Automatically selecting or combining appropriate tensor decomposition structures to accurately capture the low-rank properties inherent in data remains a significant challenge in the field. This work proposes an unsupervised tensor decomposition architecture search framework based on a Mixture-of-Experts mechanism, which for the first time enables dynamic and adaptive switching between single and hybrid decomposition structures. This approach overcomes the limitation of conventional methods that are confined to fixed families of factor interactions. Theoretically, the method provides approximation error bounds, and empirically, it demonstrates substantial improvements over state-of-the-art approaches on both synthetic and real-world datasets, thereby validating its effectiveness and generalization capability.

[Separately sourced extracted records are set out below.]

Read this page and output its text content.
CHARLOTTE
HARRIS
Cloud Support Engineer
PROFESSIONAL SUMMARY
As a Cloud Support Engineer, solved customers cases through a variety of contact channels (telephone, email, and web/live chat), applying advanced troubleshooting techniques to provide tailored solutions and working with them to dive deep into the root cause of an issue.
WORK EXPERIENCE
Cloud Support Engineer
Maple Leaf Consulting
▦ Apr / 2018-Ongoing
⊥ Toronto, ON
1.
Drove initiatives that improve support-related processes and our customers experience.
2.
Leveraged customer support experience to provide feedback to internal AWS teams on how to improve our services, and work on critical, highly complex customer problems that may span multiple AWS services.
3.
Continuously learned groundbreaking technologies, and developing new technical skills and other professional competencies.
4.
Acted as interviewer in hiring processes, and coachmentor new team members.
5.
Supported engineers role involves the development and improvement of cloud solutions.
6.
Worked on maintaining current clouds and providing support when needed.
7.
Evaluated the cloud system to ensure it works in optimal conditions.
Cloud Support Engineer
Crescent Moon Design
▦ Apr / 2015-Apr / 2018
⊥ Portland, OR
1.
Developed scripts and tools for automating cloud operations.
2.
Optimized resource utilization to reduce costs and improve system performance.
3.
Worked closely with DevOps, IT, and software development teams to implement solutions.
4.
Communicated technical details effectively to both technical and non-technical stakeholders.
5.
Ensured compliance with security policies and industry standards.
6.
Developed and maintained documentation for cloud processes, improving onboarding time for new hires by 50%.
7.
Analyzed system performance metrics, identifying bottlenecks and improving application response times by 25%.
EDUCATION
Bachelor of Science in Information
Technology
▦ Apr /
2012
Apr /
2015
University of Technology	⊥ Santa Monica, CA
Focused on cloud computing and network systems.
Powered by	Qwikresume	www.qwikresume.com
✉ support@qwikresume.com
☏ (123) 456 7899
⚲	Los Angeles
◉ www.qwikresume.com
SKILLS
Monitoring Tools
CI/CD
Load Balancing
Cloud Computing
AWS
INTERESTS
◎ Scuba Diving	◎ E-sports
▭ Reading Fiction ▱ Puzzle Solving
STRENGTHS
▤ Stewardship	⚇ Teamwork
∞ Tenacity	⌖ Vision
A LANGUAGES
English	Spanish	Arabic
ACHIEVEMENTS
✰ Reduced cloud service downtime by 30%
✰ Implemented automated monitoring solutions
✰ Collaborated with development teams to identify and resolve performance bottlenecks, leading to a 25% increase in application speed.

Recently, tensor decompositions continue to emerge and receive increasing attention. Selecting a suitable tensor decomposition to exactly capture the low-rank structures behind the data is at the heart of the tensor decomposition field, which remains a challenging and relatively under-explored problem. Current tensor decomposition structure search methods are still confined by a fixed factor-interaction family (e.g., tensor contraction) and cannot deliver the mixture of decompositions. To address this problem, we elaborately design a mixture-of-experts-based tensor decomposition structure search framework (termed as TenExp), which allows us to dynamically select and activate suitable tensor decompositions in an unsupervised fashion. This framework enjoys two unique advantages over the state-of-the-art tensor decomposition structure search methods. Firstly, TenExp can provide a suitable single decomposition beyond a fixed factor-interaction family. Secondly, TenExp can deliver a suitable mixture of decompositions beyond a single decomposition. Theoretically, we also provide the approximation error bound of TenExp, which reveals the approximation capability of TenExp. Extensive experiments on both synthetic and realistic datasets demonstrate the superiority of the proposed TenExp compared to the state-of-the-art tensor decomposition-based methods.